Norman Wilson's interest in how computers work began with the Bell Labs Cardiac cardboard computer he owned in the early 1970s. While studying physics at Caltech, he spent too much time programming and helping to run the university's PDP-10. In 1980, he succumbed to the inevitable, and took a job as systems programmer and system manager for the Caltech High Energy Physics group. In 1984 he moved east to join the Computing Science Research Center at Bell Laboratories, where he was the principle guru behind the Eighth, Ninth, and Tenth Editions of the Research UNIX system. In 1990, he bucked the Free Trade current by moving to Canada and joining the University of Toronto, where he ran UNIX systems from Digital, Sun, SGI, Cray, and Kendall Square, and worked on computer security and on distributed network computing. In 1997 he jumped ship to the Department of Computer Science at York University, at the north pole of Metropolitan Toronto. A year and a half later he tired of the commute, and returned to U of T to run another heterogeneous computer zoo for the Canadian Institute for Theoretical Astrophysics. More recently he has done a little consulting, and since early 2004 he has been part-time consulting systems administrator and expert for two research groups in the Department of Computer Science at the University of Toronto.

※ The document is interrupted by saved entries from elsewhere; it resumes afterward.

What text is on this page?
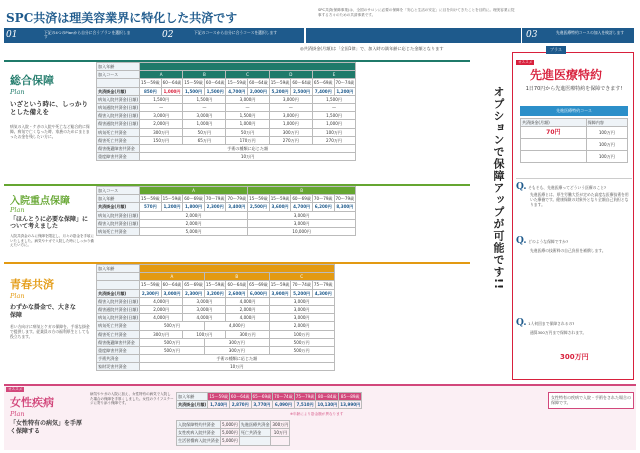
SPC共済は理美容業界に特化した共済です
SPC共済(保障事業)は、全国のサロンに必要の保障を「安心と生活の安定」に目を向けてきたことを目的に。理美容業に従事する方々のための共済事業です。
01	下記の4つのPlanから自分に合うプランを選択します	02	下記のコースから自分に合うコースを選択します	03	先進医療特約コースの加入を検討します
◎共済掛金(月額)は「全国1律」で、加入時の満年齢に応じた金額となります
オプションで保障アップが可能です!!
総合保障
Plan
いざという時に、しっかりとした備えを
病気の入院・ケガの入院や死亡など総合的に保障。病気で亡くなった時、家族のためにまとまったお金を残したい方に。
加入年齢										
加入コース	A		B		C		D		E	
	15〜59歳	60〜64歳	15〜59歳	60〜64歳	15〜59歳	60〜64歳	15〜59歳	60〜64歳	65〜69歳	70〜74歳
共済掛金(月額)	850円	1,000円	1,500円	1,500円	4,700円	2,000円	5,200円	2,500円	7,400円	1,200円
病気入院共済金(日額)	1,500円		1,500円		3,000円		3,000円		1,500円	
病気通院共済金(日額)	—		—		—		—		—	
傷害入院共済金(日額)	3,000円		3,000円		1,500円		3,000円		1,500円	
傷害通院共済金(日額)	2,000円		1,000円		1,000円		1,000円		1,000円	
病気死亡共済金	300万円		50万円		50万円		300万円		100万円	
傷害死亡共済金	150万円		65万円		170万円		270万円		270万円	
傷害後遺障害共済金	手術の種類に応じた額									
重度障害共済金	10万円									
入院重点保障
Plan
「ほんとうに必要な保障」について考えました
入院共済金のみに保障を限定し、月々の掛金を手頃にいたしました。病気やケガで入院した時にしっかり備えたい方に。
加入コース	A					B				
加入年齢	15〜59歳	15〜59歳	60〜69歳	70〜79歳	70〜79歳	15〜59歳	15〜59歳	60〜69歳	70〜79歳	70〜79歳
共済掛金(月額)	570円	1,200円	1,800円	2,300円	3,400円	2,500円	3,600円	4,700円	6,200円	8,300円
病気入院共済金(日額)	2,000円					3,000円				
傷害入院共済金(日額)	2,000円					3,000円				
病気死亡共済金	5,000円					10,000円				
青春共済
Plan
わずかな掛金で、大きな保障
若い方向けに病気とケガの保障を、手頃な掛金で提供します。従業員の方の福利厚生としても役立ちます。
加入年齢									
	A			B			C		
	15〜59歳	60〜64歳	65〜69歳	15〜59歳	60〜64歳	65〜69歳	15〜59歳	70〜74歳	75〜79歳
共済掛金(月額)	2,300円	3,000円	2,300円	3,200円	2,600円	6,000円	3,900円	5,200円	4,300円
傷害入院共済金(日額)	4,000円		3,000円		4,000円		3,000円		
傷害通院共済金(日額)	2,000円		3,000円		2,000円		3,000円		
病気入院共済金(日額)	4,000円		4,000円		4,000円		3,000円		
病気死亡共済金	500万円			4,000円			2,000円		
傷害死亡共済金	300万円		100万円		300万円		100万円		
傷害後遺障害共済金	500万円			300万円			500万円		
重度障害共済金	500万円			300万円			500万円		
手術共済金	手術の種類に応じた額								
家財災害共済金	10万円								
オススメ
女性疾病
Plan
「女性特有の病気」を手厚く保障する
病気やケガの入院に加え、女性特有の病気で入院した場合の保障を手厚くしました。女性のライフステージに寄り添う保障です。
加入年齢	15〜59歳	60〜64歳	65〜69歳	70〜74歳	75〜79歳	80〜84歳	85〜89歳
共済掛金(月額)	1,740円	2,870円	3,770円	6,090円	7,510円	10,130円	13,990円
※年齢により掛金額が異なります
入院保障特約共済金	5,000円	先進医療共済金	300万円
女性疾病入院共済金	5,000円	死亡共済金	10万円
生活習慣病入院共済金	5,000円		
女性特有の疾病で入院・手術をされた場合の保障です。
プラス
オススメ
先進医療特約
1日70円から先進医療特約を保障できます!
先進医療特約コース
共済掛金(月額)	保障内容
70円	100万円
	100万円
	100万円
Q. そもそも、先進医療ってどういう医療のこと?
先進医療とは、厚生労働大臣が定めた高度な医療技術を用いた療養です。健康保険の対象外となり全額自己負担となります。
Q. どのような保障ですか?
先進医療の技術料の自己負担を補償します。
Q. 1人何回まで保障されるの?
通算300万円まで保障されます。
300万円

Norman cut his computing teeth on Altair BASIC and assembler, and later on DEC TOPS-10 and VAX/VMS. He was first exposed to UNIX in the Caltech HEP group, and quickly discovered that the system's much lauded virtues of simplicity, modularity, consistent interfaces, and building powerful tools from simple, reusable pieces meshed very well with his own ideas of how to design and how to do work. He has never really recovered from the discovery that in commonly available UNIX and UNIX-clone systems, and to some extent even in the original Research system, these virtues are honoured more often in the breach than in the observance; he continues to promote them, no matter how quixotic the pursuit.
Norman owns neither a tie nor an automobile; instead he has a house containing a cats, a collection of MicroVAXes and other obsolete computers, and hundreds of feet of thin Ethernet and Category 3 and 5 twisted pair wire. He has travelled more than 500,000 miles by passenger train, and hopes to resume long-distance bicycle touring some day.